Will fantasizes about Antioch, From Dan Fallon, Vice Chair, Antioch Board of Trustees.

Charlotte Observer, Wed, Aug. 01, 2007

Column Mis-characterized Ohio College and Misjudged its Future

George Will has used his highly refined intelligence to establish a solid career by isolating silly incidents, defining them as “liberal,” and then belittling them to the delight of his partisan audience. But even his admirers are likely to agree that his attack on Antioch College (July 15, “Liberalism without learning”) went over the top.

His characterization of this rugged icon of progressive American philosophy as “repressive liberalism unleavened by learning” fits the fantasy he describes, while veering madly off course from the subject of his essay. Some clarification is in order.

Passionate discussion by the board of trustees concerning suspension of operations at Antioch College left little doubt that the difficult vote was not based upon failure of the college’s academic program, but rather on an unsustainable business model that threatened its financial basis. A flawed financial strategy can be repaired. The board’s decision marks the fourth time in its more than 150 years that this college has suspended operations, only to reopen as a more vigorous institution. The board expects Antioch College to open its doors to coming generations of students no later than 2012, secure enough to sustain its existence indefinitely into the future. To achieve that goal, the college needs now to generate the endowment that in its storied history it never secured.

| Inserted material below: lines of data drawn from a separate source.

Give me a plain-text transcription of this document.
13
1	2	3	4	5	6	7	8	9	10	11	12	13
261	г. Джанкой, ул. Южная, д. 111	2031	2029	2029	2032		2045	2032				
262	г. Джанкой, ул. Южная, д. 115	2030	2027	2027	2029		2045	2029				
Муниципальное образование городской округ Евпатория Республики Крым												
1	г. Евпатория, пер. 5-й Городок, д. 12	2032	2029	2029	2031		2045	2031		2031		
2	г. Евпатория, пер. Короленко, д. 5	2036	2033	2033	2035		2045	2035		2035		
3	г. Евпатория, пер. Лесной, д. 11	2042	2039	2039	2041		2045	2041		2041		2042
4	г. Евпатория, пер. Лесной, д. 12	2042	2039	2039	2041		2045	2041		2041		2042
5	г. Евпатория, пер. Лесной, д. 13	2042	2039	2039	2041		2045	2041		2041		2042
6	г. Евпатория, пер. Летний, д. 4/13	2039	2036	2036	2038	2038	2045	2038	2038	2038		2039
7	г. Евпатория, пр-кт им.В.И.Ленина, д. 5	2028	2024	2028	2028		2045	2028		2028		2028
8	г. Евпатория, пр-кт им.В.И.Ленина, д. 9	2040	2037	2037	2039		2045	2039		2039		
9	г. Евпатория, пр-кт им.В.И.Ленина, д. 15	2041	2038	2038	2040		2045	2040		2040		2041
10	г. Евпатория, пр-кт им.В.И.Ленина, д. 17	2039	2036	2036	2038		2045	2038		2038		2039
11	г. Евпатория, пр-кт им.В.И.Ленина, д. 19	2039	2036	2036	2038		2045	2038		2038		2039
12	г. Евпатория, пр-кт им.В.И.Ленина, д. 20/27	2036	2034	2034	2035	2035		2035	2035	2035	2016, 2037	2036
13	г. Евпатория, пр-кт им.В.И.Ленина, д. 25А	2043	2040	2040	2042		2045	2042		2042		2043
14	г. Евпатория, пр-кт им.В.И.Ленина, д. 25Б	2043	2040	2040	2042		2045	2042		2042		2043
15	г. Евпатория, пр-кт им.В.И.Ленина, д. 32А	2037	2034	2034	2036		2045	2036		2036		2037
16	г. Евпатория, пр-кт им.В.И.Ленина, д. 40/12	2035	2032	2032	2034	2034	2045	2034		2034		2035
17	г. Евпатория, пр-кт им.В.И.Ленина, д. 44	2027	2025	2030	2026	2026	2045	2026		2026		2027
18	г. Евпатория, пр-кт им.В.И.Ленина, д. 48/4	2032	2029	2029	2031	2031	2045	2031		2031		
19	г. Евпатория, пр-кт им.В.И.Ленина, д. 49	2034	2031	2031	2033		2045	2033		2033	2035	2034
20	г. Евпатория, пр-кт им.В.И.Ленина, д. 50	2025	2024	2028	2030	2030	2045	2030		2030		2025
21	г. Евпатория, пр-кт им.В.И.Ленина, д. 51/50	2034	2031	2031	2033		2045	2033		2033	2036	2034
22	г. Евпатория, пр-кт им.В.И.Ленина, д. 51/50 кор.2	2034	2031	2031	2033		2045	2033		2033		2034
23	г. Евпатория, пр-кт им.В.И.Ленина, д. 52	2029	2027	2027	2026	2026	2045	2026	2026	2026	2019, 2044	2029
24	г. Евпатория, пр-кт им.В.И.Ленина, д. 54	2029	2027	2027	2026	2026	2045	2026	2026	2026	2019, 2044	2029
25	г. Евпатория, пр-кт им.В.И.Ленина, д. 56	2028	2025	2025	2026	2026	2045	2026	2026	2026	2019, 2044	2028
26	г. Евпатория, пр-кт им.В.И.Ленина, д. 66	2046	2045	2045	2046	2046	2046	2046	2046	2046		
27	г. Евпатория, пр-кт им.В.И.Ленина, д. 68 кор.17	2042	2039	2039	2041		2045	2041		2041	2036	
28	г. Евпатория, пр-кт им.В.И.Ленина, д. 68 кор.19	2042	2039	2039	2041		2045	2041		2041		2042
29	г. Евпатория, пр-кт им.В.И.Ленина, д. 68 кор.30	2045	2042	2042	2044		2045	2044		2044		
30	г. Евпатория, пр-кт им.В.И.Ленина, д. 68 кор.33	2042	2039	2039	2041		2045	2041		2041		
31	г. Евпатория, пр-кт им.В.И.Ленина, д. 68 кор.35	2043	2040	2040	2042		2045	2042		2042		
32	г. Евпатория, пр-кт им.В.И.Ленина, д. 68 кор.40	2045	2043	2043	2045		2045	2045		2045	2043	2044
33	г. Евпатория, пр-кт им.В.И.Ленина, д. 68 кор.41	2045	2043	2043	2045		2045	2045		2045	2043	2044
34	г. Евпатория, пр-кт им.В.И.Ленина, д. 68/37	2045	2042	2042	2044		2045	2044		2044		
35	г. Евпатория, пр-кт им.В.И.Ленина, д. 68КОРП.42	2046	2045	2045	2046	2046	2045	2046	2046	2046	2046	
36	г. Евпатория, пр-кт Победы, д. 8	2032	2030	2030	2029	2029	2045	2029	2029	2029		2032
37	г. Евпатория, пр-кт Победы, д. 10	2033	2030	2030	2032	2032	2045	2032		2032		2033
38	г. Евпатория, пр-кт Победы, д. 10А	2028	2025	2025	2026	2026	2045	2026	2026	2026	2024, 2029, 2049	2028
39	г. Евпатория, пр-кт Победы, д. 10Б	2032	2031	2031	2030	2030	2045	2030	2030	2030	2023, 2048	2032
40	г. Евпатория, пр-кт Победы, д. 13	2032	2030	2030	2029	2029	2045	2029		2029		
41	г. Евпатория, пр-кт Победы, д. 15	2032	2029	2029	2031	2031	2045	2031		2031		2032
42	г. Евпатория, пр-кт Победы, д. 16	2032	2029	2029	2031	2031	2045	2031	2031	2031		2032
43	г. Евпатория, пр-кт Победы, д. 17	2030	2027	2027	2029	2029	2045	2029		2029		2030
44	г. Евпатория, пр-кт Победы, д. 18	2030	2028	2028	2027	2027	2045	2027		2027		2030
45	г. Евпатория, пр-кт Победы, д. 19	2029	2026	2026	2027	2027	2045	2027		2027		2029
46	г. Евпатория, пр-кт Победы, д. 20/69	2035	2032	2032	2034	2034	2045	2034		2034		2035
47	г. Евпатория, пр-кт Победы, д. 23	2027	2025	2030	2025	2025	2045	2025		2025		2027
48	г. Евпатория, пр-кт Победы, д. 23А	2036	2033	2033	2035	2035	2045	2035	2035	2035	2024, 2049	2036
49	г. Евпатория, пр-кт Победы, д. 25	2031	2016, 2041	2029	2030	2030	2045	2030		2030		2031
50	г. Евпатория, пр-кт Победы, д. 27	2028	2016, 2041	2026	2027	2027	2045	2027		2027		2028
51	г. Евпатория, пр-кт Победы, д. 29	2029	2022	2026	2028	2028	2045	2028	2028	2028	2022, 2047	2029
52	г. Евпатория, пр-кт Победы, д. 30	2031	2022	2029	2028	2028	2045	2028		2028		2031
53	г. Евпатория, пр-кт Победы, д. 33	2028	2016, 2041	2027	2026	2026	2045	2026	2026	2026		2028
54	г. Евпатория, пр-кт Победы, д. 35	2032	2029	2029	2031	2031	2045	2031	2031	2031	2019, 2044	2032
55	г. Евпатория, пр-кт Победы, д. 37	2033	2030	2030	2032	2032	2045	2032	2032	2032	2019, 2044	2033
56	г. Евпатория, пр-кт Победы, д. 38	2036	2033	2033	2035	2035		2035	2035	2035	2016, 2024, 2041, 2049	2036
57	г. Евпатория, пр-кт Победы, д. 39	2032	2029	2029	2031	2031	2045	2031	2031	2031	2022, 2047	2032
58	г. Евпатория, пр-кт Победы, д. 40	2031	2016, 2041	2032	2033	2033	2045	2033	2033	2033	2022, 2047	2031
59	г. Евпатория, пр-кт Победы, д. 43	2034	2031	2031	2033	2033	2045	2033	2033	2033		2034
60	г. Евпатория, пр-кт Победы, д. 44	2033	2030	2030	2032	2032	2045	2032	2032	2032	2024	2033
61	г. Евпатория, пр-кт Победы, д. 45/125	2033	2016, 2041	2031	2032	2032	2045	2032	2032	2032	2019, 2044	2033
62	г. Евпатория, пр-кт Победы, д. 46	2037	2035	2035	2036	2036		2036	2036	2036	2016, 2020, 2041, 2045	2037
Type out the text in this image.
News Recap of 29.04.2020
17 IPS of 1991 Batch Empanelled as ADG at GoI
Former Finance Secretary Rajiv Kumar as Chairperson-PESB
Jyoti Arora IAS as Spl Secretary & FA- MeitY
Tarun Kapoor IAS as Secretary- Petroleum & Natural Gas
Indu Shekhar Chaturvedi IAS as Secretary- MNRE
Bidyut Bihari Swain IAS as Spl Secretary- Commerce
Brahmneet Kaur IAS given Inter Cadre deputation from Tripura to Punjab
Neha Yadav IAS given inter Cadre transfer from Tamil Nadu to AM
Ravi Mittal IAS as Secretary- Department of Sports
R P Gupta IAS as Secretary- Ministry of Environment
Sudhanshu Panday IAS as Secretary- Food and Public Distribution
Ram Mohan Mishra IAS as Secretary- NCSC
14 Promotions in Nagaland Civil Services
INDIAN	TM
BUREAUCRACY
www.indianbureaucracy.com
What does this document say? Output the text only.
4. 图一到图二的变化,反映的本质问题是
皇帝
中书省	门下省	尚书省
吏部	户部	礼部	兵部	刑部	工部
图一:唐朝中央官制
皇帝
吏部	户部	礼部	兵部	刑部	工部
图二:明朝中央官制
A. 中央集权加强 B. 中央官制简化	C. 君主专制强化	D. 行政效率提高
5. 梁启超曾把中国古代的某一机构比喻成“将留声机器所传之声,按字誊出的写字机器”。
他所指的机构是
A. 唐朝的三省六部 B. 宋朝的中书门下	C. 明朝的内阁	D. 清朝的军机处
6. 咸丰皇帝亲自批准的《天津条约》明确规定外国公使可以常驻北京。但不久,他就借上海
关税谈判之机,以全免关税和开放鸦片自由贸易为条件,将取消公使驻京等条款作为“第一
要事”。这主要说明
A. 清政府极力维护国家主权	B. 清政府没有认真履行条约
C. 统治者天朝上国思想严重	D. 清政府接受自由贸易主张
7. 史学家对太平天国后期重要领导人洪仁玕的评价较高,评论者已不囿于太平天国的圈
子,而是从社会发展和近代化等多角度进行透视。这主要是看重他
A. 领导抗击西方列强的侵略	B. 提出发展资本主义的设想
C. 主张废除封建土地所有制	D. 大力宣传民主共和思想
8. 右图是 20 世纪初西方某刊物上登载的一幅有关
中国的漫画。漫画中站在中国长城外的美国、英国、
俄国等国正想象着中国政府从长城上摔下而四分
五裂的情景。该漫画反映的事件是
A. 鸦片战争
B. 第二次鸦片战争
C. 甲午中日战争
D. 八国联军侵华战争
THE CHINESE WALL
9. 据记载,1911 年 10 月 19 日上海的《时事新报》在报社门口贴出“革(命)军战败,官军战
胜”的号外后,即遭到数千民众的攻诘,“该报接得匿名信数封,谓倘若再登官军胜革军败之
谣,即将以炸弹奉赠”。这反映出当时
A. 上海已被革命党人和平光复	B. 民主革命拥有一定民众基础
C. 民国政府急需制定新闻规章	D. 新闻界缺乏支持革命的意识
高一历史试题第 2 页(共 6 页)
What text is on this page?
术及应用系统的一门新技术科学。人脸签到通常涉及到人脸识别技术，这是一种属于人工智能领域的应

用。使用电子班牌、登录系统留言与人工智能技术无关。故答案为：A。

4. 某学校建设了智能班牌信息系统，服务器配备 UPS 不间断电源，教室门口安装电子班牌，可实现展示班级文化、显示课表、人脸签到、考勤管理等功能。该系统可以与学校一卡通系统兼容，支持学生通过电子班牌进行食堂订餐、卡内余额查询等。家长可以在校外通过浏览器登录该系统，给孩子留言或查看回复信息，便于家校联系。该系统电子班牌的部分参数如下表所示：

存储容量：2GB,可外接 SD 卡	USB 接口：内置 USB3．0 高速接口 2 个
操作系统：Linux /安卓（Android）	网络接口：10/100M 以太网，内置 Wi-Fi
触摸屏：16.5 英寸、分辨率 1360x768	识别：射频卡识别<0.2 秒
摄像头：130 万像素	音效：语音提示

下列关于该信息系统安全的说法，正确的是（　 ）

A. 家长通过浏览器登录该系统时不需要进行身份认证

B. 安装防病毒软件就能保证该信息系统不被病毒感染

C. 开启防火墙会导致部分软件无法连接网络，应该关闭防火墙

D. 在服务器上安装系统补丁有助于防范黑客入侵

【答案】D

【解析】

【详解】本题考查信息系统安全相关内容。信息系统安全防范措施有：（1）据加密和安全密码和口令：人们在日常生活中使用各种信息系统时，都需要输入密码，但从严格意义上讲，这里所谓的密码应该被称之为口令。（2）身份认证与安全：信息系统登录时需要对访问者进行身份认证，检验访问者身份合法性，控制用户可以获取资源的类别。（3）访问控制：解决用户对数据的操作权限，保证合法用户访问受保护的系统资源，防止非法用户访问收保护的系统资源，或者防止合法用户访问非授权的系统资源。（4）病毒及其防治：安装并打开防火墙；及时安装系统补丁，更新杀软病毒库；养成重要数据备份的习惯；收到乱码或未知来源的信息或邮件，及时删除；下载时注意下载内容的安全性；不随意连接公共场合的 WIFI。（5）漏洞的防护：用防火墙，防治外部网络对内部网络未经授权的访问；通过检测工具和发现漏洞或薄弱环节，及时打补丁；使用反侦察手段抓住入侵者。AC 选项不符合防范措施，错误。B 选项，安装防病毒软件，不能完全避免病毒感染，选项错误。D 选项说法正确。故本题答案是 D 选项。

I graduated from Antioch College in a different era, when my fellow students included Eleanor Holmes Norton and Stephen Jay Gould, to mention only two whose names are widely recognized. Times change, but even with dwindling
enrollment a demanding Antioch College faculty has been rewarded by outstanding graduates, as indicated, for example, by the college’s recent ranking among national leaders in the production of Ph.D. degrees, and in its consistent placement for the last decade among the top institutions in the country on the most envied dimensions of the National Survey of Student Engagement.

A splendid academic innovator, Antioch College is a leader. It developed co-operative education, academic study abroad, outcomes-based assessment of rigorous liberal education outcomes, and collegiate governance that treated students from their first moment on campus as responsible participating adults in an organic community focused in inquiry, knowledge and growth.

A landmark of progressive collegiate education, its permanent absence would leave a searing void in the landscape of U.S. higher education. The board I have observed does not intend to let that happen. We spent years of analysis, deliberation and investment meeting our fiduciary responsibility to Antioch College. The wrenching and conscientious decision we made to suspend operations came at the end of a long chain of actions to benefit the college and was taken in the conviction that at this moment only this step could secure its future.

Instead of childish gloating over what he calls the dotty talk of plans by the board of trustees to re-open Antioch College on a financially secure basis, Will should rejoice that there are Americans committed to preserving the legacy of Horace Mann and Arthur Morgan, two giants of practical American idealism. I am now working, as are thousands of alumni and many others, to rebuild this special, necessary and academically challenging presence in American higher education.